Tunis, Tunisia | AFP | Official results in Tunisia’s presidential election confirmed on Tuesday a duel in the second round of voting between law professor Kais Saied and imprisoned media mogul Nabil Karoui.
Saied led the first round with 18.4 percent of the vote, and is set to challenge Karoui in polls next month after he earned 15.6 percent, according to the electoral commission (ISIE).
Sunday’s election was the country’s second free vote for head of state since the its 2011 uprising.
The result is a major upset for Tunisia’s political establishment, in place since the fall of dictator Zine El Abidine Ben Ali eight years ago after the mass protests that sparked the Arab Spring revolts.
The Islamist-inspired Ennahdha party, a main force in parliament, came third with almost 12.9 percent of the vote for its first-ever presidential candidate Abdelfattah Mourou.
Shortly before the official results were announced, Ennahdha congratulated the two winners, implicitly dispelling rumours that Karoui would be disqualified over alleged violations during his campaign.
Any such disqualification would have seen Mourou qualify for the final runoff.
ISIE has said it is investigating alleged electoral violations, including campaigning on behalf of Karoui by Nessma TV, founded by the media mogul.
“We are analysing” complaints, ISIE spokesman Hasna Ben Slimane said.
“But to unseat a candidate, there must be a valid and solid reason” to believe there was a violation, he said.
Observers from the European Union said the first round has been “transparent”.
But it called for the candidates to have the “same opportunities” to campaign, in an apparent allusion to Karoui.
– ‘Get out’ –
Depending on potential appeals, the second round could be organised for October 6, the same day as legislative elections, or on October 13, ISIE said.
The two candidates — though very different — have drawn on the same “anti-system” sentiment among the electorate, spurred by exasperation with the status quo.
Unemployment plagues about 15 percent of the population, especially young graduates, while inflation eats away at already low incomes.
“With these presidential polls, we’re back to the situation in 2011,” said Mohamed Marzouk, the head of civil society organisation Murakiboun, which has been observing the elections.
“The voters’ message is: ‘Everybody out, and then we’ll see’,” he said.
The two leading candidates “have been preparing the ground for years.

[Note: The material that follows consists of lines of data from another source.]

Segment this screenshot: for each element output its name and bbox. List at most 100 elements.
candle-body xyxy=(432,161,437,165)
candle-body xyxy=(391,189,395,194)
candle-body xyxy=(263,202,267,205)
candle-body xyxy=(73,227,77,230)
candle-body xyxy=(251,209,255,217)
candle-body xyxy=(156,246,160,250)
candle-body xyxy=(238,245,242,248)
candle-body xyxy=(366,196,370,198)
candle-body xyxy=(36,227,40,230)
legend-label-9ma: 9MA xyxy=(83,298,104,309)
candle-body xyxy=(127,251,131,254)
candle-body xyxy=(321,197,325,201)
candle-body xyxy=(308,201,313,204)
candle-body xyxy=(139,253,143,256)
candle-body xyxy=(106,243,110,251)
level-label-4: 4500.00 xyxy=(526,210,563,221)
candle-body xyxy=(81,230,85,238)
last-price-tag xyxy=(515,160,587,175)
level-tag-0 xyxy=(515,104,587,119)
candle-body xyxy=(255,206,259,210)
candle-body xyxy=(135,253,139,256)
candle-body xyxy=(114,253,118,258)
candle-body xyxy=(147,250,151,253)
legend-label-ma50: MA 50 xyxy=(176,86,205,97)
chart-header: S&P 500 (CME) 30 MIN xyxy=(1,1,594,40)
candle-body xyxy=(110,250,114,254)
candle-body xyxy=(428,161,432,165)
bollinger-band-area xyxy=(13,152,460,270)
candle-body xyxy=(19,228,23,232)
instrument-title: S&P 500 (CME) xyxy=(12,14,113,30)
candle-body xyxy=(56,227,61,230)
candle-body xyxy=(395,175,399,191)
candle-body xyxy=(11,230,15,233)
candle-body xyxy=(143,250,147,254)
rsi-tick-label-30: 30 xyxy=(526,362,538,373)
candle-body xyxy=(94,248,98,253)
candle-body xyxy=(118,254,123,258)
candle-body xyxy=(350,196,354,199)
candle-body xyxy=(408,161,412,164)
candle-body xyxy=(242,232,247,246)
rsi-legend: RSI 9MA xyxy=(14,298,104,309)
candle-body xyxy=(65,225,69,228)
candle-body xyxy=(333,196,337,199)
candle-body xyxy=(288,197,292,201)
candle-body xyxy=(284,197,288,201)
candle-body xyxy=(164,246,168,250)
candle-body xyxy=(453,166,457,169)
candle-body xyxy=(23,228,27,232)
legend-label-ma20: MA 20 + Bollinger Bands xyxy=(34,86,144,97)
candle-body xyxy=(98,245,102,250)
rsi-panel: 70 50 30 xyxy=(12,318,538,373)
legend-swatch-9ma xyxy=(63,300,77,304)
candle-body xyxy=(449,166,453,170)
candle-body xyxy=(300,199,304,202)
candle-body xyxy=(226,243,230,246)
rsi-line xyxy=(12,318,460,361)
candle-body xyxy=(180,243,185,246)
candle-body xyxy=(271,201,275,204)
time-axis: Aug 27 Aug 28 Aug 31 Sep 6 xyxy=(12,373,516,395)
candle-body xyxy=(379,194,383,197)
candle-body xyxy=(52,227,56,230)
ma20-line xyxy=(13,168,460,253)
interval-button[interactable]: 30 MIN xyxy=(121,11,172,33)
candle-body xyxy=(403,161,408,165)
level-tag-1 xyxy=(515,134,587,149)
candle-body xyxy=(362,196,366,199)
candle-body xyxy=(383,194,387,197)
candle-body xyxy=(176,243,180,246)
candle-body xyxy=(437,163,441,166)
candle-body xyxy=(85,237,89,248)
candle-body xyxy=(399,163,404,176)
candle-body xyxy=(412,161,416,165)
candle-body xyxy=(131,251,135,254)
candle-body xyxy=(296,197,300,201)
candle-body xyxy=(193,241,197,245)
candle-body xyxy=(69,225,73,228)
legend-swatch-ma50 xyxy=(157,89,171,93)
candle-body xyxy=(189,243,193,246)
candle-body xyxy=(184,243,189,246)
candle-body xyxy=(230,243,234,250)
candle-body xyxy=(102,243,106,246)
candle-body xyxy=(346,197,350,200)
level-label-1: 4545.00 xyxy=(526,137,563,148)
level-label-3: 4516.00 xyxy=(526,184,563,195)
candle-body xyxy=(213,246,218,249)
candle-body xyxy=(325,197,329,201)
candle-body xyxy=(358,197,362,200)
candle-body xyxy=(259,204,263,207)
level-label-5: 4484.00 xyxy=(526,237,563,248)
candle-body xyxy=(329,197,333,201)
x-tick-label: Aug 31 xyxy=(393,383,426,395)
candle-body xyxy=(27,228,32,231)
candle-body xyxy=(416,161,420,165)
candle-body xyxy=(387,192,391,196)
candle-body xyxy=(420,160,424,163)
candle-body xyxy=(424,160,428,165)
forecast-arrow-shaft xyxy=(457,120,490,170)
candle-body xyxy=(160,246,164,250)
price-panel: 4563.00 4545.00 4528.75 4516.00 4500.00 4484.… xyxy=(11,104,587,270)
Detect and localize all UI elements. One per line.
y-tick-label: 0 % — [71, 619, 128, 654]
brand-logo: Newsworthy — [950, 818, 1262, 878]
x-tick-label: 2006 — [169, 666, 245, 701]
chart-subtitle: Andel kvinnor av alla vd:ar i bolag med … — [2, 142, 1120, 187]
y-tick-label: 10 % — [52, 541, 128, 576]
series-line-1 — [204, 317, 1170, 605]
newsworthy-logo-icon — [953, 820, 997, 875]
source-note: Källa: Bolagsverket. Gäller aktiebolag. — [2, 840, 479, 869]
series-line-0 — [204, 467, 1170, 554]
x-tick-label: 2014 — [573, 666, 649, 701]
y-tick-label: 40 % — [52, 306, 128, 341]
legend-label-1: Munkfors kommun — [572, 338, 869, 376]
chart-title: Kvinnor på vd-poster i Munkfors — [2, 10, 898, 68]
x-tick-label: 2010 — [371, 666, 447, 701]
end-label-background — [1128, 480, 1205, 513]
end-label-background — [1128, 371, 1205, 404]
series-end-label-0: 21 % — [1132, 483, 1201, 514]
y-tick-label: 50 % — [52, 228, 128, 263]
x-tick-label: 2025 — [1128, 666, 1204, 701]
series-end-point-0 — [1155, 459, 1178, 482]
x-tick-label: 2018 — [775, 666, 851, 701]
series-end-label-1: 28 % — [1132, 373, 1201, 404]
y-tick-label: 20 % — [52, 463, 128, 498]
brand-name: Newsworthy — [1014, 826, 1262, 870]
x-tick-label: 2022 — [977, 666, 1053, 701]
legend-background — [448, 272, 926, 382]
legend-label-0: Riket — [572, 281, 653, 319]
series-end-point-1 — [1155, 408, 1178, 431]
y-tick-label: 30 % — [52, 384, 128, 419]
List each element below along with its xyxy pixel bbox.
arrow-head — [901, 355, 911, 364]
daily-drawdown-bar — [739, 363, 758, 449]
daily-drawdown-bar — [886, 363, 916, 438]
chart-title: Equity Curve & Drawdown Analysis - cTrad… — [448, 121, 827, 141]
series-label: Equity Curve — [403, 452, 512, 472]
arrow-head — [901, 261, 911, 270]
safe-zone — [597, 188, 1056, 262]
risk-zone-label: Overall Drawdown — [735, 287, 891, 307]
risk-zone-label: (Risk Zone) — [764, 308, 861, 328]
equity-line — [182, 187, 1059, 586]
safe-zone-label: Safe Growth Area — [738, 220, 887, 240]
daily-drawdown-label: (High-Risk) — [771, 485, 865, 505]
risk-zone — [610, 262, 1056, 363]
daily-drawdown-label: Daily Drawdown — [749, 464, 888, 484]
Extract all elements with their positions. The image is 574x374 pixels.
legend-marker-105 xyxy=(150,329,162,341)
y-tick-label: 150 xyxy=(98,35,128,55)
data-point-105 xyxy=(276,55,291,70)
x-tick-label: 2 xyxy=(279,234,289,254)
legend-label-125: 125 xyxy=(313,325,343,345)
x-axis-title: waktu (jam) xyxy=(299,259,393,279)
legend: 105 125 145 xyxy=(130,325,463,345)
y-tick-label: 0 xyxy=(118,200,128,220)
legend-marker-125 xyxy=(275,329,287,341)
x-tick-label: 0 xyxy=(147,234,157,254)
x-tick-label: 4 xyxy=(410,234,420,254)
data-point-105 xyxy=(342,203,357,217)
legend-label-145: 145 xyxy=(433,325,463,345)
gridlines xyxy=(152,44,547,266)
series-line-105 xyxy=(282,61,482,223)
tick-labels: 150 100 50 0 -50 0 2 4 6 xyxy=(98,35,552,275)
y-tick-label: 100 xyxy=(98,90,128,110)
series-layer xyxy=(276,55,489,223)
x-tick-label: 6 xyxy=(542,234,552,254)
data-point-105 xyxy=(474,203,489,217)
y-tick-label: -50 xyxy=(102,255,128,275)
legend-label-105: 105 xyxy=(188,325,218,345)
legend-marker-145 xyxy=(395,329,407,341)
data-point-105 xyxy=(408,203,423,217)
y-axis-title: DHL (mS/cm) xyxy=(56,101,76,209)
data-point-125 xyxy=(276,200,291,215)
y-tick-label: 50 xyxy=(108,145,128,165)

They have shown that elections don’t happen on Facebook — at least not only,” Marzouk said.
Le Quotidien newspaper earlier said Tunisian voters had “preferred to venture into the unknown rather than extend a hand again to those who betrayed their hopes”.
Saied, a fiercely independent academic aged 61, advocates a radical decentralisation of power, with local democracy and the ability to remove elected officials from office during their mandates.
Karoui, a 56-year-old media magnate, is under investigation for alleged money laundering and has been in pre-trial detention since August 23.
Karoui’s arrest in the runup to the election cemented his status as an outsider, despite being a longtime key supporter of president Beji Caid Essebsi, whose death on July 25 brought forward the polls.
Appeals to have him freed before the election were rejected, but his lawyers were planning to refile for his release after the results were confirmed.
Karoui remains eligible to run despite his imprisonment, as long as any conviction does not also specifically deprive him of his civil rights, according to ISIE.